Originally Posted by Warlocke
I got that the 4d6 drop 1s was a separate thing, but I was just saying that is too lenient for me.

Again, when I DM the rule is 3D6 with 1 reroll of only 1 dice. If you roll utter crap you do point buy.

Since I’m clearly a bit on the stricter side, the lower point buy total seems more balanced to me. If hits a pretty sweet spot with characters being strong enough to be satisfying to play without being too OP right out the gate.
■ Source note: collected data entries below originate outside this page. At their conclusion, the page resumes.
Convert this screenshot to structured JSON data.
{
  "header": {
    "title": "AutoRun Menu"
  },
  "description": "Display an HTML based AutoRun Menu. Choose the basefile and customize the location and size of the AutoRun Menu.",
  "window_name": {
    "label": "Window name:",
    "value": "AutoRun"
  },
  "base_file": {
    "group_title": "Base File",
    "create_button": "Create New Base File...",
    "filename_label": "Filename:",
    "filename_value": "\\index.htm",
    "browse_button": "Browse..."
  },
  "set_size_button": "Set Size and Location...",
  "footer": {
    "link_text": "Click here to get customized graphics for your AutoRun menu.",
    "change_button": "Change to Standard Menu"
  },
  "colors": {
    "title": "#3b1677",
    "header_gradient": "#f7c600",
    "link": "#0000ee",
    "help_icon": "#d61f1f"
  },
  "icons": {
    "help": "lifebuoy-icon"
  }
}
makes sense, in the nearly 23 years I've played/GMd (which i know is rookie numbers for many), I don't think I've had a GM do 3d6 laugh so I guess I got lucky, and as a GM I've always done 4d6 myself, IMO the issue with 3d6/27 points is players tend to optimise for their classes primary stat to the exclusion of just about all else. Whereas 4d6 drop lowest, or a higher points buy (with limitations in place) tends to result in more interesting and diverse characters.

Hard to explain, but especially with games like Pathfinder 2e and D&D 5e, the classes are very keyed to their primary attributes, if a player doesn't invest relatively heavily in whatever those attributes are, they end up struggling to pull their weight/feeling frustrated because of how far they lag behind their companions, so in 27 point builds, fighters are almost always stupid/uncharismatic and often not very wise either, wizards are always scrawny and often uncharismatic too etc. Which sucks because the more interesting characters who had a few extra points and could place them where they wanted to without resulting in a character that falls too far behind the systems bounded accuracy.

e.g. my wizard in our current game has a decent charisma score, he's still not as high on that as the party rogue, but he doesn't suck at it, and I took persuasion as a skill on top so he can be eloquent and talk his way through things sometimes, whilst actually being the party wizard didn't suffer for the fun character option.


All the above being said, I've recently been running RuneQuest, and in that, you roll for a specific stat, no swapping them around. Even with that I allowed 4d6 drop lowest (or 3d6+6 drop lowest in the case of Size and Intelligence, because their baselines are 2d6+6 in that game), but i didn't allow the players to swap attributes around. I did let each player roll two sets of attributes (in order) and decide which spread would suit the idea they were building up better though. So yeah, I'm a fairly lenient GM but I believe there are ways as a GM to ensure players are happy and don't break the game at the same time.